Notes for Bertha Emilie Minna Schulz
[MargrafJM.FTW]
Bertha moved her family to America in 1907, after her husband died in 1902. She paid for the trip by signing her son Kurt Otto Willie to work as a cabin boy on the ship. He was 14 years old the year he began the job and traveled across the Atlantic 6 times. The family left from the port of Bremenhaven, Germany. Bertha, Oscar and Kattina went back to Germany after Kurt arrived. Kurt stayed in the U.S. and settled in Indiana.
From the family records of Kurt Otto Shelle, Jr:
Bertha was the daugther of Schneidermeister (master tailor) Friedrich Schultz and his wife, Auguste Ernestine Wilhelmine Deixler. Bertha was born in Guben, which is now partly in Germany and in Poland. As we might expect she was trained to be a seamstress and supported herself with this skill in her later life. She had two sister, one was Martha Schulz who became a clothing designer and buyer for the Fair Store (now merged into Carson Pirie Scott in Chicago) and the other was Elisabeth Schulz, who married Piet Brickner and lived in Baltimore.
In 1907 Bertha, upon her sister's urging, sold everything and came to America with her three children. She had to get special permission for young Kurt to leave the country because he was nearing the age for compulsary military training. So, armed with a widow's exemption based on the need for her oldest son's help in supporting the family and a few personal belongings they sailed to Baltimore on the small Bremen (not the large well known Bremen). In Baltimore she lived near her sister, Elisabeth. As an aside, she got young Kurt a job on the Bremen as a cabin boy. Kurt saided seven times between Bremerhaven and Baltimore, before staing in the USA. Perhaps his service aboard the Bremen paid for all of their transportation to America.

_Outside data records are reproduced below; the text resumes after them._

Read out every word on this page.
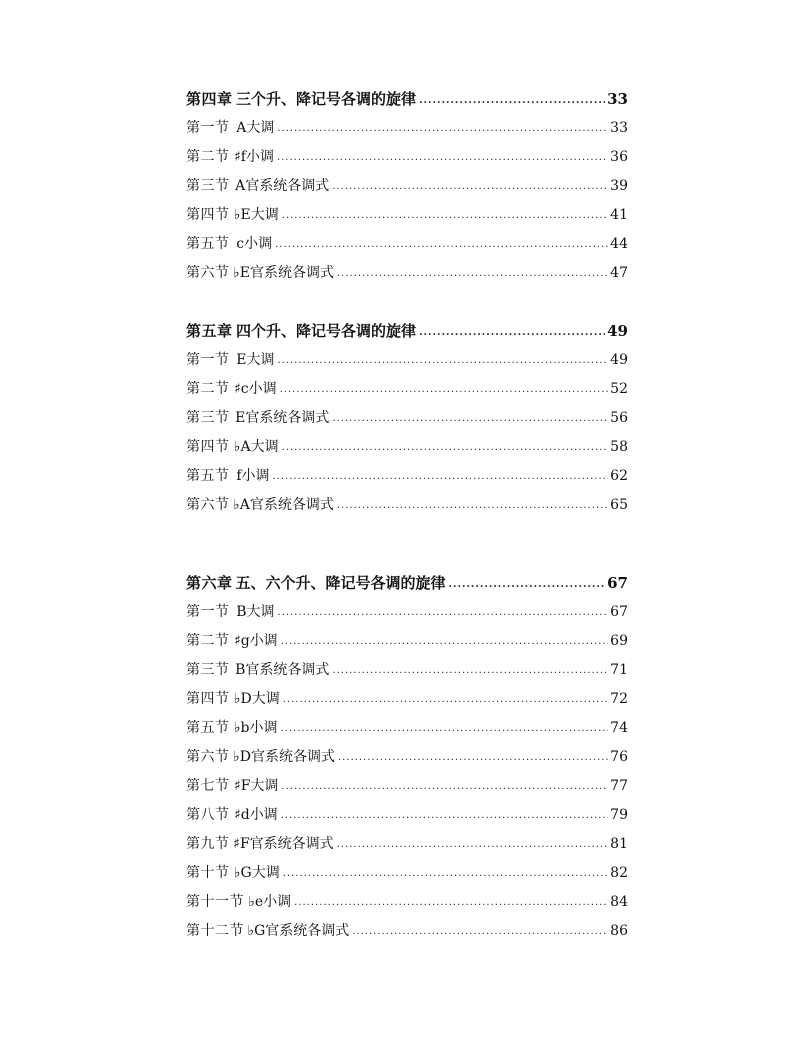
第四章 三个升、降记号各调的旋律 .....	33
第一节 A 大调 .....	33
第二节 ♯f 小调 .....	36
第三节 A 官系统各调式 .....	39
第四节 ♭E 大调 .....	41
第五节 c 小调 .....	44
第六节 ♭E 官系统各调式 .....	47
第五章 四个升、降记号各调的旋律 .....	49
第一节 E 大调 .....	49
第二节 ♯c 小调 .....	52
第三节 E 官系统各调式 .....	56
第四节 ♭A 大调 .....	58
第五节 f 小调 .....	62
第六节 ♭A 官系统各调式 .....	65
第六章 五、六个升、降记号各调的旋律 .....	67
第一节 B 大调 .....	67
第二节 ♯g 小调 .....	69
第三节 B 官系统各调式 .....	71
第四节 ♭D 大调 .....	72
第五节 ♭b 小调 .....	74
第六节 ♭D 官系统各调式 .....	76
第七节 ♯F 大调 .....	77
第八节 ♯d 小调 .....	79
第九节 ♯F 官系统各调式 .....	81
第十节 ♭G 大调 .....	82
第十一节 ♭e 小调 .....	84
第十二节 ♭G 官系统各调式 .....	86
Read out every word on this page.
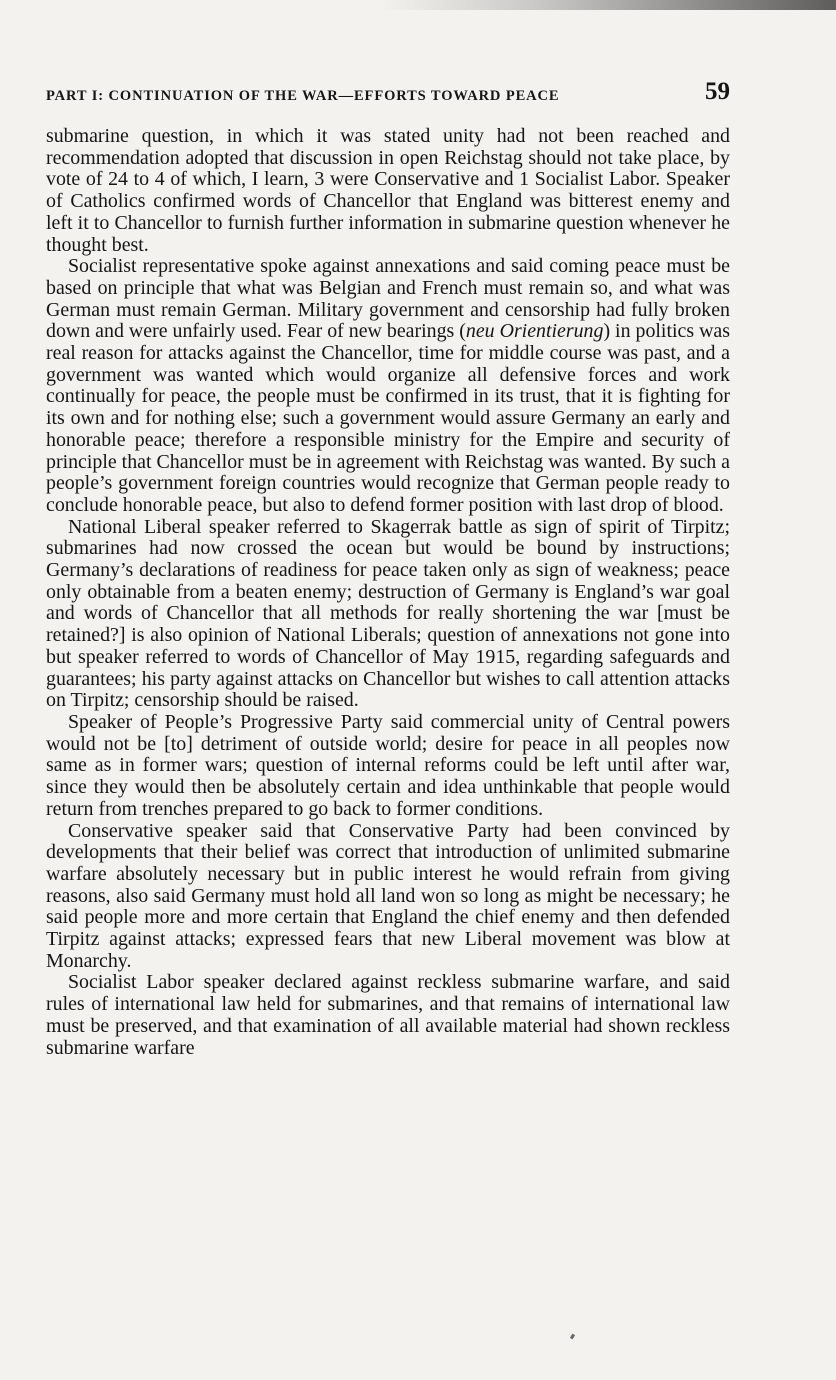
PART I: CONTINUATION OF THE WAR—EFFORTS TOWARD PEACE	59

submarine question, in which it was stated unity had not been reached and recommendation adopted that discussion in open Reichstag should not take place, by vote of 24 to 4 of which, I learn, 3 were Conservative and 1 Socialist Labor. Speaker of Catholics confirmed words of Chancellor that England was bitterest enemy and left it to Chancellor to furnish further information in submarine question whenever he thought best.

Socialist representative spoke against annexations and said coming peace must be based on principle that what was Belgian and French must remain so, and what was German must remain German. Military government and censorship had fully broken down and were unfairly used. Fear of new bearings (neu Orientierung) in politics was real reason for attacks against the Chancellor, time for middle course was past, and a government was wanted which would organize all defensive forces and work continually for peace, the people must be confirmed in its trust, that it is fighting for its own and for nothing else; such a government would assure Germany an early and honorable peace; therefore a responsible ministry for the Empire and security of principle that Chancellor must be in agreement with Reichstag was wanted. By such a people’s government foreign countries would recognize that German people ready to conclude honorable peace, but also to defend former position with last drop of blood.

National Liberal speaker referred to Skagerrak battle as sign of spirit of Tirpitz; submarines had now crossed the ocean but would be bound by instructions; Germany’s declarations of readiness for peace taken only as sign of weakness; peace only obtainable from a beaten enemy; destruction of Germany is England’s war goal and words of Chancellor that all methods for really shortening the war [must be retained?] is also opinion of National Liberals; question of annexations not gone into but speaker referred to words of Chancellor of May 1915, regarding safeguards and guarantees; his party against attacks on Chancellor but wishes to call attention attacks on Tirpitz; censorship should be raised.

Speaker of People’s Progressive Party said commercial unity of Central powers would not be [to] detriment of outside world; desire for peace in all peoples now same as in former wars; question of internal reforms could be left until after war, since they would then be absolutely certain and idea unthinkable that people would return from trenches prepared to go back to former conditions.

Conservative speaker said that Conservative Party had been convinced by developments that their belief was correct that introduction of unlimited submarine warfare absolutely necessary but in public interest he would refrain from giving reasons, also said Germany must hold all land won so long as might be necessary; he said people more and more certain that England the chief enemy and then defended Tirpitz against attacks; expressed fears that new Liberal movement was blow at Monarchy.

Socialist Labor speaker declared against reckless submarine warfare, and said rules of international law held for submarines, and that remains of international law must be preserved, and that examination of all available material had shown reckless submarine warfare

In 1909 Bertha became so homesick she decided to return to Germany. Young Kurt did not greet this decision with great enthusiasm. So we can imagine her surprise when she thought her family was safely aboard ship and she was stating at the railing waving goodby as the ship pulled away from the dock and she saw her oldest son on the dock waving goodby to her. She fainted. Bertha took Erich and Katharina back to Cottbus. They didn't stay very long there with the Koch family. They next moved to Berlin where Martha (Bertha's sister) bought her a small home in the Berlin suburb of Hermsdorf. This is where she reared Erich and Katharina. Kurt did send money home to help until communications broke down during World War I.
According to cousins found in Berlin in the 1970s, Bertha supported herself, was quick to help others, and never quit worrying about what happened to her eldest son. In fact, at one time she hired an agency to find him but they were not sucessful. She died a few days before her 82nd birthday in 1950.
Kurt's last letter to his mother was mailed in 1913 and didnt arrive in Berlin until 1915. IN the meantime he didn't realize the mail might not have gotten through and instead thought his mother had "cut him off". So, he became somewhat bitter and just gave up trying to write her. It is also sad we never had the opportunity to know Bertha. My father (Kurt Otto Willy Schelle) also managed to loose contact with the Brickners in Baltimore and his Aunt Martha after she moved to Los Angeles.